Clark et al. (2019) explored EEG changes from childhood to adulthood. The study involved the assessment of twenty-five male adults diagnosed with ADHD, initially evaluated between the ages of 8–12 years and later re-evaluated during adulthood. In comparing adult ADHD individuals with control subjects, the findings generally suggest a decrease in the extent of EEG abnormalities observed in these individuals during childhood. However, noteworthy distinctions persist [62]. One could hypothesise that the enduring presence of EEG-non-epi-ab may be associated with sustained use of MPH in children initially exhibiting EEG-epi-ab. Our EEG recordings were conducted during wakefulness without sleep deprivation utilising the same centre (for more description see Socanski et al. 2010) ensuring uniform conditions for all patients. Due to resource constraints, additional EEG assessments were not performed on 39 cases from the control group without EEG-epi-ab.

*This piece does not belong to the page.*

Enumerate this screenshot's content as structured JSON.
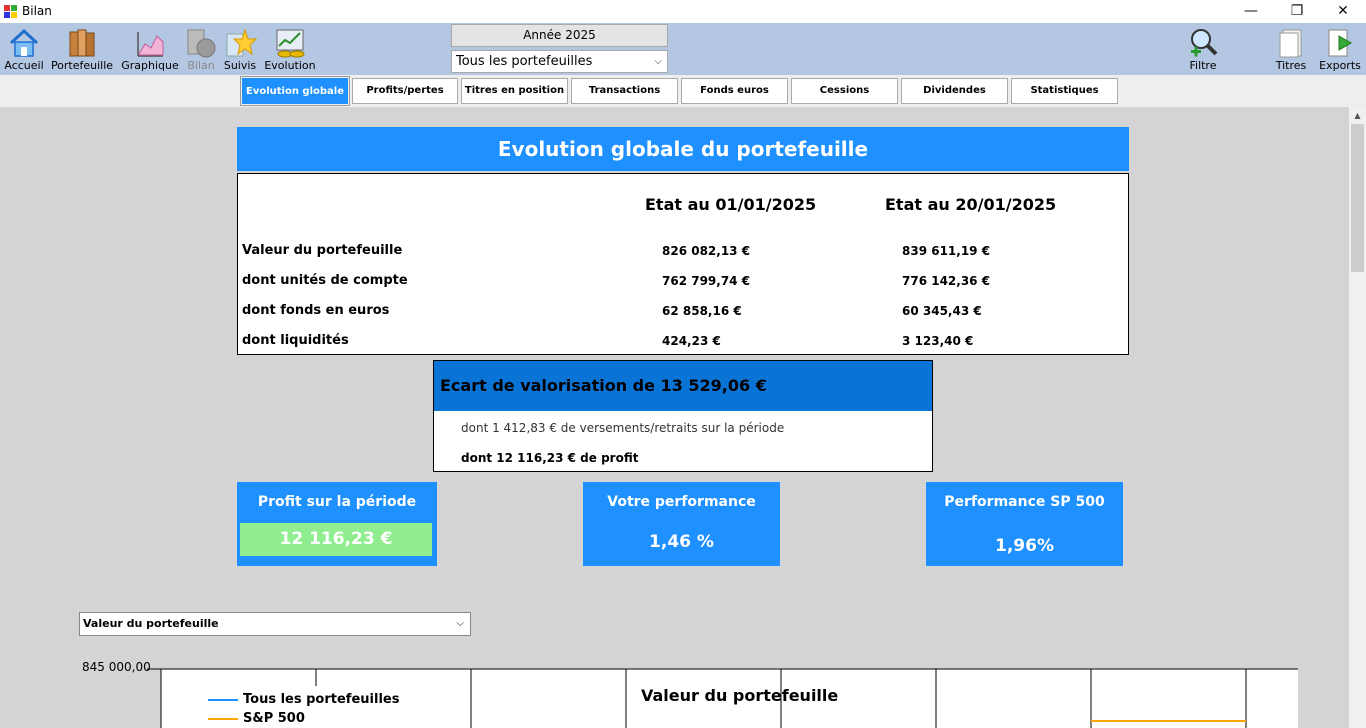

Exploring whether an elevated rate of MPH maintenance is also evident in ADHD patients with previously recorded EEG-non-epi-ab but without EEG-epi-ab could be of considerable interest.

Strengths, limitations, and future research

Strengths of the study

Our study boasts notable strengths, including a sizable, highly representative, and unbiased cohort. All children suspected of having ADHD were referred to the centre, and patients were systematically assessed in consecutive order. Notably, there were no alternative treatment facilities in the region, making our study the most extensive study where patients were prospectively collected and analysed at a single regional centre.

Limitations of the study

A limitation in our study is the relatively low number of cases with epilepsy (N = 14) and EEG-epi-ab (n = 39), along with the absence of a prospective and randomised controlled trial during the 3-year follow-up. Resource constraints prevented a follow-up assessment of all cases.

Future research

The groups with EEG-epi-ab and the control group without EEG-epi-ab were followed up for three years. Future investigations might consider reassessing these groups, perhaps 10 years later. While our study did not establish a connection between EEG-ab and/or EEG-epi-ab at baseline and the risk of new SZs in children without a previous history of difficult-to-treat epilepsy, this conclusion was drawn from a relatively small sample (n = 27). Therefore, our findings warrant confirmation in a larger study. As per DSM 5, ADHD symptoms and autistic features may coexist in the same child, and comorbid diagnoses are now recognised. EEG-epi-ab and epilepsy occur more frequently in children with autism (up to 30%) compared to their healthy counterparts. However, it remains a subject of investigation whether EEG-epi-ab exerts an influence on the emergence of ADHD symptoms, cognitive, behavioural disturbances as well as autistic symptoms. The likelihood of encountering EEG-epi-ab and/or epilepsy is anticipated to be higher in cases where both ADHD and autism coexist, demanding careful consideration and interpretation during diagnostic assessments.

Conclusions

EEG-ab are more frequently observed in children with ADHD in comparison to both the general paediatric population and healthy children. Among children with ADHD there were no notable distinctions in terms of age, gender, the occurrence of ADHD-I, and initial use of MPH whether they exhibited EEG abnormalities or not. The presence of EEG- ab either with or without accompanying EEG-epi-ab, did not correlate with an elevated risk of developing seizures (SZ) during the three-year follow-up period, even when taking into account the use of MPH. It is noteworthy that the majority of children exhibited a normalisation of EEG-ab upon subsequent EEG assessments. Additionally, the groups characterised by the presence or absence of EEG-epi-ab showed similar patterns of MPH usage, including initial use, positive response to MPH, and continued maintenance on MPH.